Twice a month, our journalist answers readers’ questions about health and well-being.
Published at 9:00 a.m.
I am 73 years old and I like walking. On the other hand, my husband and I do not have the same cardio-respiratory capacity. And that is my concern. How do we know when our maximum has been reached? When should you slow down so as not to risk a heart attack? I learned again this year of a man who died on a golf course in Punta Cana.
Diane Ouimet, Gatineau
Whether on a golf course in the Dominican Republic, in front of a snow bank or on the course of a marathon, when a person dies during intense effort, it captures the imagination. And it’s scary.
Is physical activity dangerous for the heart?
“It’s a question I get asked regularly,” says Dr.r François Simard, cardiologist at the Montreal Heart Institute. Although it is small, this risk exists, agrees the Dr Simard, “especially if the effort is acute, rapid, without preparation, without warming up”.
He gives a current example: snowfall. The aftermath of the storm, hospitals recorded an increase in the number of hospitalizations for heart attacks. But for the entire population who has to shovel on these days, “the rate of events remains low”, nuance the Dr Simard.
This is also the key message of the American Heart Association (AHA). The risk of dying from sudden cardiac arrest during physical exertion is “very low”: around 1 in 1 million.

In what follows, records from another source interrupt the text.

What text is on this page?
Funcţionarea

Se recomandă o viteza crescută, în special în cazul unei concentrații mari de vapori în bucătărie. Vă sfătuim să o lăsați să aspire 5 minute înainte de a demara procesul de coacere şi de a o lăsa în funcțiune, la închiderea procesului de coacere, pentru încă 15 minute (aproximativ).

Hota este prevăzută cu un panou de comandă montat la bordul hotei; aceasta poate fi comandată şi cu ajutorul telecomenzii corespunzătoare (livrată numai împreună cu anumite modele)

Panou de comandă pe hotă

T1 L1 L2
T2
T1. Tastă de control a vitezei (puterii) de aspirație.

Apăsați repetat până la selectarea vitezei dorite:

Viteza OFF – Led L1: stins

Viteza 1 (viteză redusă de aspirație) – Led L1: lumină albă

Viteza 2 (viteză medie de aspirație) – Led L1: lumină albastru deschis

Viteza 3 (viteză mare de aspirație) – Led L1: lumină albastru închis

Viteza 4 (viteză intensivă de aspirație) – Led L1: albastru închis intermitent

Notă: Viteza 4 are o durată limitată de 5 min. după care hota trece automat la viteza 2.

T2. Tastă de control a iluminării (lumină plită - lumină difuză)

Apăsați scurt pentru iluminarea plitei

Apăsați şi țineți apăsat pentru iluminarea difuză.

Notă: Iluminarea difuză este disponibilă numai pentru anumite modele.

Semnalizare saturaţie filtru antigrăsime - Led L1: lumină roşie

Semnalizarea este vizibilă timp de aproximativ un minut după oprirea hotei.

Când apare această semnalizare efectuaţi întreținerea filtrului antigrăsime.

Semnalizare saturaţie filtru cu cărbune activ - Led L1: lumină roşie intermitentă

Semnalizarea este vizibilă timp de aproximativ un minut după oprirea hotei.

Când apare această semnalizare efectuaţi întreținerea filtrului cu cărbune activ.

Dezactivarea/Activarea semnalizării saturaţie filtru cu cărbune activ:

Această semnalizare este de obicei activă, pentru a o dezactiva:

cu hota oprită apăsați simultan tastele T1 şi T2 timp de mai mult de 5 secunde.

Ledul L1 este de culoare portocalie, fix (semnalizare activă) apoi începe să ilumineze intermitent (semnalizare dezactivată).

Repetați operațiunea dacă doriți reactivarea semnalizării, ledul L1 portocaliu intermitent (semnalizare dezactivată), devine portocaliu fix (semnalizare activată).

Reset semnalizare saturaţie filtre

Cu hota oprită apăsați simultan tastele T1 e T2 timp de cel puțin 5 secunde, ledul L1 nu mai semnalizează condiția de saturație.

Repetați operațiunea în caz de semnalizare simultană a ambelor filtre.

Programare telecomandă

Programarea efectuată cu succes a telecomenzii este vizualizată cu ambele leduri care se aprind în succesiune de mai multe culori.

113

We are more likely to have heart problems not linked to exercise, therefore linked to our risk factors and our genetic conditions.
The Dr Francois Simard
It is a well-demonstrated fact: active people are, on the contrary, less at risk of suffering from cardiovascular problems. At the EPIC Center, affiliated with the Montreal Heart Institute, we train patients who have had a cardiac accident, to rehabilitate them, but also to reduce their risk of having a second one.
“People should especially focus on the benefits and pleasure they get from physical activity, but on the other hand, you have to go gradually,” explains Dr.r Simard, “that is to say, do not start at a high intensity when you are not trained”. He advises warming up well, hydrating well, and staying on the lookout for unusual symptoms during exercise: palpitations, chest pain, dizziness. It’s best to stop then, he says, and seek medical advice before starting again, to make sure there are no underlying problems. “Sometimes the first signs of a risk are very subtle,” emphasizes Dr.r Simard.
-Smoking, high blood pressure, cholesterol, obesity, diabetes and a sedentary lifestyle are all risk factors for coronary heart disease. Age too. After 35, 40 years, the risk begins to increase more markedly, indicates the Dr Simard.
What is the maximum?
Our reader Diane Ouimet wonders how to know that you have reached your “maximum”. Can we trust the formula of “220 minus age”? she asks herself. This equation has been used for many decades to estimate one’s maximum heart rate (HRmax), or the number of beats one’s heart can handle, per minute, during exercise.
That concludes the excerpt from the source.